APIs werden in der Praxis immer wichtiger

Im Bereich Social Media sind APIs nicht mehr wegzudenken: Wer einen Like-Button auf Facebook klickt oder einen Tweet mit dem Share-Button teilt, der hat bereits ein API verwendet. Wer einen Blog schreibt oder eine Webseite betreibt, hat oft YouTube-Videos „embedded“ oder die Anzahl an Shares auf der Website dargestellt – ebenfalls mit Hilfe von APIs. APIs – oder Application Programming Interfaces (dt. Anwendungsprogrammierschnittstellen) – wurden für den schnellen Informationsaustausch entwickelt.

APIs werden immer vielseitiger und immer öfter in der Praxis verwendet, um Content Management Systeme (CMS) zu unterstützen. Nehmen wir als Beispiel die Websoftware WordPress, die zahlreiche APIs verwendet. So werden in diesem CMS Blogeinträge mittels eines speziellen APIs, genannt RestAPI, abgefragt und auf anderen Webseiten angezeigt. Auch dieser IT-Press Gastbeitrag wurde in WordPress geschrieben.
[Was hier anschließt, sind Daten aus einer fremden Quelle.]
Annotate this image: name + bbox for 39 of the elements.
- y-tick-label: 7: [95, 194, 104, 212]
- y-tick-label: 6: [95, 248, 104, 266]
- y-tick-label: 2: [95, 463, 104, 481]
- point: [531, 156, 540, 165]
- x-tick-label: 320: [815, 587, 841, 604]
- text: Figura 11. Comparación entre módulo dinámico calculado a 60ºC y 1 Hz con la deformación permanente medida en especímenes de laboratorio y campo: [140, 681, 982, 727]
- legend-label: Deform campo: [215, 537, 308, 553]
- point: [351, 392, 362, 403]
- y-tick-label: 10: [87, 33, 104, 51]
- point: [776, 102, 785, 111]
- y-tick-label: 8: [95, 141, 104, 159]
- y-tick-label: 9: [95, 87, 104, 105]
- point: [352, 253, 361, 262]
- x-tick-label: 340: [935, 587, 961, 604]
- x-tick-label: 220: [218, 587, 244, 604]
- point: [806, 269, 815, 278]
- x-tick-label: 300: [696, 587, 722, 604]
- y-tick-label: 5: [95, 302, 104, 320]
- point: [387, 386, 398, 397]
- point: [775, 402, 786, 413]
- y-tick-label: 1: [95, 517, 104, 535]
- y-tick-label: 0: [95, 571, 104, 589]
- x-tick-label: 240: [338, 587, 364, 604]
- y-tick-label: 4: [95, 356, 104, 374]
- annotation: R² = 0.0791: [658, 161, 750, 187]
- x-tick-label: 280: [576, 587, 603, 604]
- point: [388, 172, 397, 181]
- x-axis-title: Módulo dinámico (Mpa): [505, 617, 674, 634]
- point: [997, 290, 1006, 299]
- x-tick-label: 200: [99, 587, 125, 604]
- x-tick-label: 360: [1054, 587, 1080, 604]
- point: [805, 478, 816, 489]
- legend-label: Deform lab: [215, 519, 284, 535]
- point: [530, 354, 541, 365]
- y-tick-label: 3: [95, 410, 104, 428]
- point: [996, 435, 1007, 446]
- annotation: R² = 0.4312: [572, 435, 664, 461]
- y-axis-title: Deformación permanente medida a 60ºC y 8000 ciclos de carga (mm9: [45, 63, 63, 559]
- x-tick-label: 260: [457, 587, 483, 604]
Obwohl die IT-Press-Webseite nicht auf WordPress basiert, wird das WordPress-API abgefragt und der Inhalt hier dargestellt.

APIs unterstützen auch dabei, neue Inhalte zu erstellen, zu editieren und bei Bedarf zu veröffentlichen. Die RestAPI ist dafür bestens geeignet, da diese Art der APIs umfangreiche Funktionen mitbringt.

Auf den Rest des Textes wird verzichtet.